Let $a$ and $b$ be two unitary vectors in $\mathbb E^3$, and let $Q$ be an orthogonal matrix. Does the following hold?
$Qa \wedge Qb = \pm Q(a \wedge b)$
Let $a$ and $b$ be two unitary vectors in $\mathbb E^3$, and let $Q$ be an orthogonal matrix. Does the following hold?
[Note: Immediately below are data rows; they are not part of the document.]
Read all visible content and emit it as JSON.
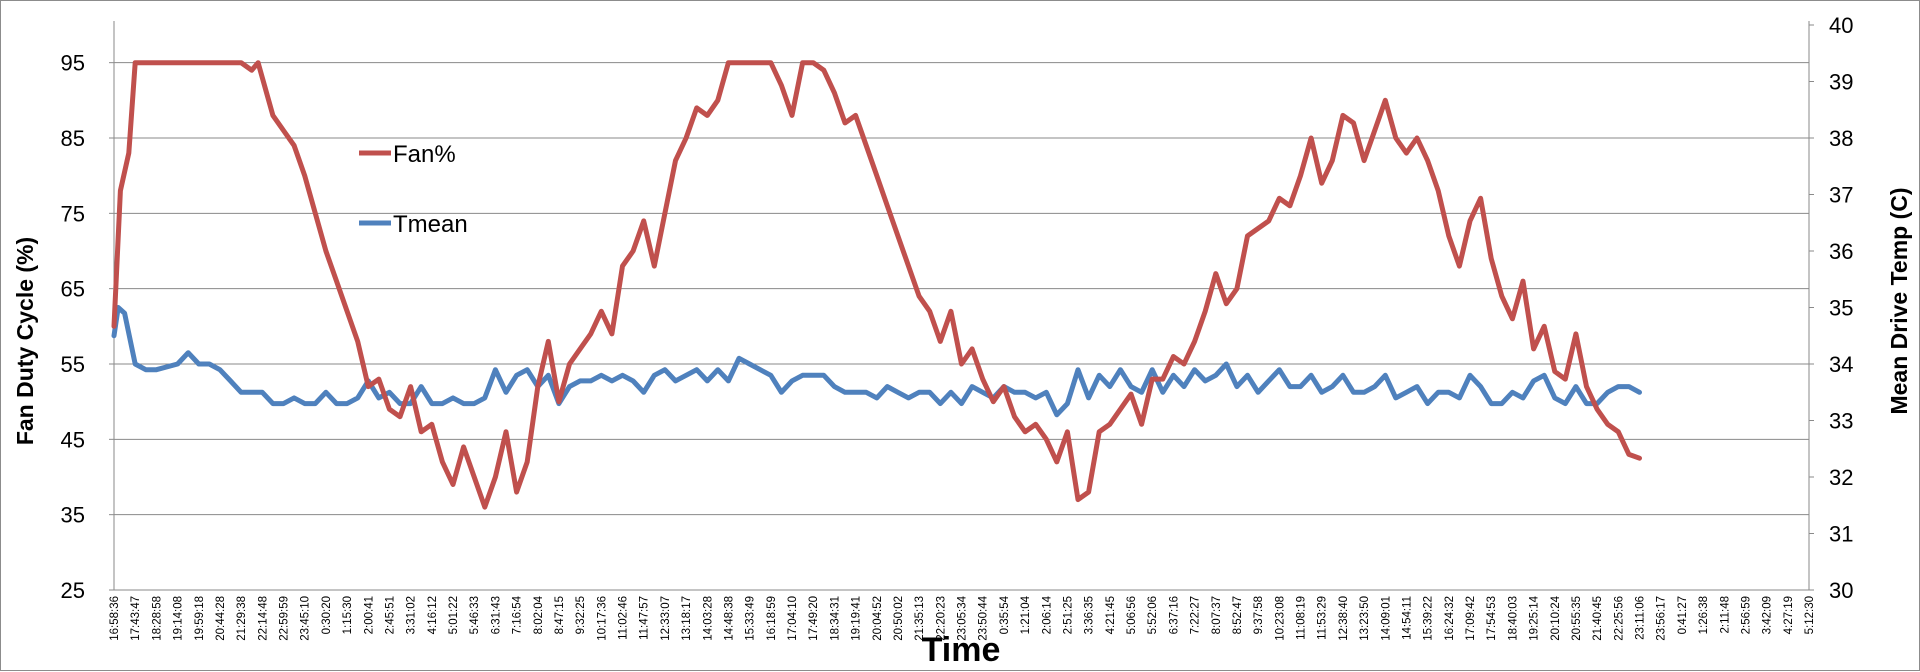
{
  "chart_data": {
    "type": "line",
    "xlabel": "Time",
    "ylabel_left": "Fan Duty Cycle (%)",
    "ylabel_right": "Mean Drive Temp (C)",
    "ylim_left": [
      25,
      100
    ],
    "ylim_right": [
      30,
      40
    ],
    "yticks_left": [
      25,
      35,
      45,
      55,
      65,
      75,
      85,
      95
    ],
    "yticks_right": [
      30,
      31,
      32,
      33,
      34,
      35,
      36,
      37,
      38,
      39,
      40
    ],
    "grid": true,
    "legend_position": "upper-left (inside plot)",
    "x_tick_labels": [
      "16:58:36",
      "17:43:47",
      "18:28:58",
      "19:14:08",
      "19:59:18",
      "20:44:28",
      "21:29:38",
      "22:14:48",
      "22:59:59",
      "23:45:10",
      "0:30:20",
      "1:15:30",
      "2:00:41",
      "2:45:51",
      "3:31:02",
      "4:16:12",
      "5:01:22",
      "5:46:33",
      "6:31:43",
      "7:16:54",
      "8:02:04",
      "8:47:15",
      "9:32:25",
      "10:17:36",
      "11:02:46",
      "11:47:57",
      "12:33:07",
      "13:18:17",
      "14:03:28",
      "14:48:38",
      "15:33:49",
      "16:18:59",
      "17:04:10",
      "17:49:20",
      "18:34:31",
      "19:19:41",
      "20:04:52",
      "20:50:02",
      "21:35:13",
      "22:20:23",
      "23:05:34",
      "23:50:44",
      "0:35:54",
      "1:21:04",
      "2:06:14",
      "2:51:25",
      "3:36:35",
      "4:21:45",
      "5:06:56",
      "5:52:06",
      "6:37:16",
      "7:22:27",
      "8:07:37",
      "8:52:47",
      "9:37:58",
      "10:23:08",
      "11:08:19",
      "11:53:29",
      "12:38:40",
      "13:23:50",
      "14:09:01",
      "14:54:11",
      "15:39:22",
      "16:24:32",
      "17:09:42",
      "17:54:53",
      "18:40:03",
      "19:25:14",
      "20:10:24",
      "20:55:35",
      "21:40:45",
      "22:25:56",
      "23:11:06",
      "23:56:17",
      "0:41:27",
      "1:26:38",
      "2:11:48",
      "2:56:59",
      "3:42:09",
      "4:27:19",
      "5:12:30"
    ],
    "series": [
      {
        "name": "Fan%",
        "axis": "left",
        "color": "#c0504d",
        "points": [
          [
            0,
            60
          ],
          [
            0.3,
            78
          ],
          [
            0.7,
            83
          ],
          [
            1,
            95
          ],
          [
            2,
            95
          ],
          [
            3,
            95
          ],
          [
            4,
            95
          ],
          [
            5,
            95
          ],
          [
            6,
            95
          ],
          [
            6.5,
            94
          ],
          [
            6.8,
            95
          ],
          [
            7,
            93
          ],
          [
            7.5,
            88
          ],
          [
            8,
            86
          ],
          [
            8.5,
            84
          ],
          [
            9,
            80
          ],
          [
            9.5,
            75
          ],
          [
            10,
            70
          ],
          [
            10.5,
            66
          ],
          [
            11,
            62
          ],
          [
            11.5,
            58
          ],
          [
            12,
            52
          ],
          [
            12.5,
            53
          ],
          [
            13,
            49
          ],
          [
            13.5,
            48
          ],
          [
            14,
            52
          ],
          [
            14.5,
            46
          ],
          [
            15,
            47
          ],
          [
            15.5,
            42
          ],
          [
            16,
            39
          ],
          [
            16.5,
            44
          ],
          [
            17,
            40
          ],
          [
            17.5,
            36
          ],
          [
            18,
            40
          ],
          [
            18.5,
            46
          ],
          [
            19,
            38
          ],
          [
            19.5,
            42
          ],
          [
            20,
            52
          ],
          [
            20.5,
            58
          ],
          [
            21,
            50
          ],
          [
            21.5,
            55
          ],
          [
            22,
            57
          ],
          [
            22.5,
            59
          ],
          [
            23,
            62
          ],
          [
            23.5,
            59
          ],
          [
            24,
            68
          ],
          [
            24.5,
            70
          ],
          [
            25,
            74
          ],
          [
            25.5,
            68
          ],
          [
            26,
            75
          ],
          [
            26.5,
            82
          ],
          [
            27,
            85
          ],
          [
            27.5,
            89
          ],
          [
            28,
            88
          ],
          [
            28.5,
            90
          ],
          [
            29,
            95
          ],
          [
            30,
            95
          ],
          [
            31,
            95
          ],
          [
            31.5,
            92
          ],
          [
            32,
            88
          ],
          [
            32.5,
            95
          ],
          [
            33,
            95
          ],
          [
            33.5,
            94
          ],
          [
            34,
            91
          ],
          [
            34.5,
            87
          ],
          [
            35,
            88
          ],
          [
            35.5,
            84
          ],
          [
            36,
            80
          ],
          [
            36.5,
            76
          ],
          [
            37,
            72
          ],
          [
            37.5,
            68
          ],
          [
            38,
            64
          ],
          [
            38.5,
            62
          ],
          [
            39,
            58
          ],
          [
            39.5,
            62
          ],
          [
            40,
            55
          ],
          [
            40.5,
            57
          ],
          [
            41,
            53
          ],
          [
            41.5,
            50
          ],
          [
            42,
            52
          ],
          [
            42.5,
            48
          ],
          [
            43,
            46
          ],
          [
            43.5,
            47
          ],
          [
            44,
            45
          ],
          [
            44.5,
            42
          ],
          [
            45,
            46
          ],
          [
            45.5,
            37
          ],
          [
            46,
            38
          ],
          [
            46.5,
            46
          ],
          [
            47,
            47
          ],
          [
            47.5,
            49
          ],
          [
            48,
            51
          ],
          [
            48.5,
            47
          ],
          [
            49,
            53
          ],
          [
            49.5,
            53
          ],
          [
            50,
            56
          ],
          [
            50.5,
            55
          ],
          [
            51,
            58
          ],
          [
            51.5,
            62
          ],
          [
            52,
            67
          ],
          [
            52.5,
            63
          ],
          [
            53,
            65
          ],
          [
            53.5,
            72
          ],
          [
            54,
            73
          ],
          [
            54.5,
            74
          ],
          [
            55,
            77
          ],
          [
            55.5,
            76
          ],
          [
            56,
            80
          ],
          [
            56.5,
            85
          ],
          [
            57,
            79
          ],
          [
            57.5,
            82
          ],
          [
            58,
            88
          ],
          [
            58.5,
            87
          ],
          [
            59,
            82
          ],
          [
            59.5,
            86
          ],
          [
            60,
            90
          ],
          [
            60.5,
            85
          ],
          [
            61,
            83
          ],
          [
            61.5,
            85
          ],
          [
            62,
            82
          ],
          [
            62.5,
            78
          ],
          [
            63,
            72
          ],
          [
            63.5,
            68
          ],
          [
            64,
            74
          ],
          [
            64.5,
            77
          ],
          [
            65,
            69
          ],
          [
            65.5,
            64
          ],
          [
            66,
            61
          ],
          [
            66.5,
            66
          ],
          [
            67,
            57
          ],
          [
            67.5,
            60
          ],
          [
            68,
            54
          ],
          [
            68.5,
            53
          ],
          [
            69,
            59
          ],
          [
            69.5,
            52
          ],
          [
            70,
            49
          ],
          [
            70.5,
            47
          ],
          [
            71,
            46
          ],
          [
            71.5,
            43
          ],
          [
            72,
            42.5
          ]
        ]
      },
      {
        "name": "Tmean",
        "axis": "right",
        "color": "#4f81bd",
        "points": [
          [
            0,
            34.5
          ],
          [
            0.2,
            35
          ],
          [
            0.5,
            34.9
          ],
          [
            1,
            34
          ],
          [
            1.5,
            33.9
          ],
          [
            2,
            33.9
          ],
          [
            3,
            34
          ],
          [
            3.5,
            34.2
          ],
          [
            4,
            34
          ],
          [
            4.5,
            34
          ],
          [
            5,
            33.9
          ],
          [
            5.5,
            33.7
          ],
          [
            6,
            33.5
          ],
          [
            6.5,
            33.5
          ],
          [
            7,
            33.5
          ],
          [
            7.5,
            33.3
          ],
          [
            8,
            33.3
          ],
          [
            8.5,
            33.4
          ],
          [
            9,
            33.3
          ],
          [
            9.5,
            33.3
          ],
          [
            10,
            33.5
          ],
          [
            10.5,
            33.3
          ],
          [
            11,
            33.3
          ],
          [
            11.5,
            33.4
          ],
          [
            12,
            33.7
          ],
          [
            12.5,
            33.4
          ],
          [
            13,
            33.5
          ],
          [
            13.5,
            33.3
          ],
          [
            14,
            33.3
          ],
          [
            14.5,
            33.6
          ],
          [
            15,
            33.3
          ],
          [
            15.5,
            33.3
          ],
          [
            16,
            33.4
          ],
          [
            16.5,
            33.3
          ],
          [
            17,
            33.3
          ],
          [
            17.5,
            33.4
          ],
          [
            18,
            33.9
          ],
          [
            18.5,
            33.5
          ],
          [
            19,
            33.8
          ],
          [
            19.5,
            33.9
          ],
          [
            20,
            33.6
          ],
          [
            20.5,
            33.8
          ],
          [
            21,
            33.3
          ],
          [
            21.5,
            33.6
          ],
          [
            22,
            33.7
          ],
          [
            22.5,
            33.7
          ],
          [
            23,
            33.8
          ],
          [
            23.5,
            33.7
          ],
          [
            24,
            33.8
          ],
          [
            24.5,
            33.7
          ],
          [
            25,
            33.5
          ],
          [
            25.5,
            33.8
          ],
          [
            26,
            33.9
          ],
          [
            26.5,
            33.7
          ],
          [
            27,
            33.8
          ],
          [
            27.5,
            33.9
          ],
          [
            28,
            33.7
          ],
          [
            28.5,
            33.9
          ],
          [
            29,
            33.7
          ],
          [
            29.5,
            34.1
          ],
          [
            30,
            34.0
          ],
          [
            30.5,
            33.9
          ],
          [
            31,
            33.8
          ],
          [
            31.5,
            33.5
          ],
          [
            32,
            33.7
          ],
          [
            32.5,
            33.8
          ],
          [
            33,
            33.8
          ],
          [
            33.5,
            33.8
          ],
          [
            34,
            33.6
          ],
          [
            34.5,
            33.5
          ],
          [
            35,
            33.5
          ],
          [
            35.5,
            33.5
          ],
          [
            36,
            33.4
          ],
          [
            36.5,
            33.6
          ],
          [
            37,
            33.5
          ],
          [
            37.5,
            33.4
          ],
          [
            38,
            33.5
          ],
          [
            38.5,
            33.5
          ],
          [
            39,
            33.3
          ],
          [
            39.5,
            33.5
          ],
          [
            40,
            33.3
          ],
          [
            40.5,
            33.6
          ],
          [
            41,
            33.5
          ],
          [
            41.5,
            33.4
          ],
          [
            42,
            33.6
          ],
          [
            42.5,
            33.5
          ],
          [
            43,
            33.5
          ],
          [
            43.5,
            33.4
          ],
          [
            44,
            33.5
          ],
          [
            44.5,
            33.1
          ],
          [
            45,
            33.3
          ],
          [
            45.5,
            33.9
          ],
          [
            46,
            33.4
          ],
          [
            46.5,
            33.8
          ],
          [
            47,
            33.6
          ],
          [
            47.5,
            33.9
          ],
          [
            48,
            33.6
          ],
          [
            48.5,
            33.5
          ],
          [
            49,
            33.9
          ],
          [
            49.5,
            33.5
          ],
          [
            50,
            33.8
          ],
          [
            50.5,
            33.6
          ],
          [
            51,
            33.9
          ],
          [
            51.5,
            33.7
          ],
          [
            52,
            33.8
          ],
          [
            52.5,
            34.0
          ],
          [
            53,
            33.6
          ],
          [
            53.5,
            33.8
          ],
          [
            54,
            33.5
          ],
          [
            54.5,
            33.7
          ],
          [
            55,
            33.9
          ],
          [
            55.5,
            33.6
          ],
          [
            56,
            33.6
          ],
          [
            56.5,
            33.8
          ],
          [
            57,
            33.5
          ],
          [
            57.5,
            33.6
          ],
          [
            58,
            33.8
          ],
          [
            58.5,
            33.5
          ],
          [
            59,
            33.5
          ],
          [
            59.5,
            33.6
          ],
          [
            60,
            33.8
          ],
          [
            60.5,
            33.4
          ],
          [
            61,
            33.5
          ],
          [
            61.5,
            33.6
          ],
          [
            62,
            33.3
          ],
          [
            62.5,
            33.5
          ],
          [
            63,
            33.5
          ],
          [
            63.5,
            33.4
          ],
          [
            64,
            33.8
          ],
          [
            64.5,
            33.6
          ],
          [
            65,
            33.3
          ],
          [
            65.5,
            33.3
          ],
          [
            66,
            33.5
          ],
          [
            66.5,
            33.4
          ],
          [
            67,
            33.7
          ],
          [
            67.5,
            33.8
          ],
          [
            68,
            33.4
          ],
          [
            68.5,
            33.3
          ],
          [
            69,
            33.6
          ],
          [
            69.5,
            33.3
          ],
          [
            70,
            33.3
          ],
          [
            70.5,
            33.5
          ],
          [
            71,
            33.6
          ],
          [
            71.5,
            33.6
          ],
          [
            72,
            33.5
          ]
        ]
      }
    ]
  }
}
$Qa \wedge Qb = \pm Q(a \wedge b)$
I assume you mean the standard 3-dimensional cross product $\times$. Then, yes it holds for an orthogonal matrix. We can see this from the fact, that
$\mathbf{Qa}\times\mathbf{Qb}=(\det\mathbf{Q})\mathbf{Q}^{-T}(\mathbf{a}\times\mathbf{b})$
and the fact, that for an orthogonal matrix
$\mathbf{Q}^{-T}=\mathbf{Q}^{T^T}=\mathbf{Q},\qquad\qquad\qquad \det\mathbf{Q}=\pm 1$
But you can also reason this geometrically, by understanding the cross product of two vectors as the vector orthogonal to both of them. In this context an orthogonal matrix is equivalent to either a rotation or a reflection (depending on the determinant being 1 or -1). So the vector orthogonal to a roatated/reflected pair of vectors is the same as the vector orthogonal to the original pairs and then rotated/reflected, though when reflecting the cross product directly the sign changes (because when reflecting the original vectors we reflect two times).
The vectors needn't even be unitary, I think.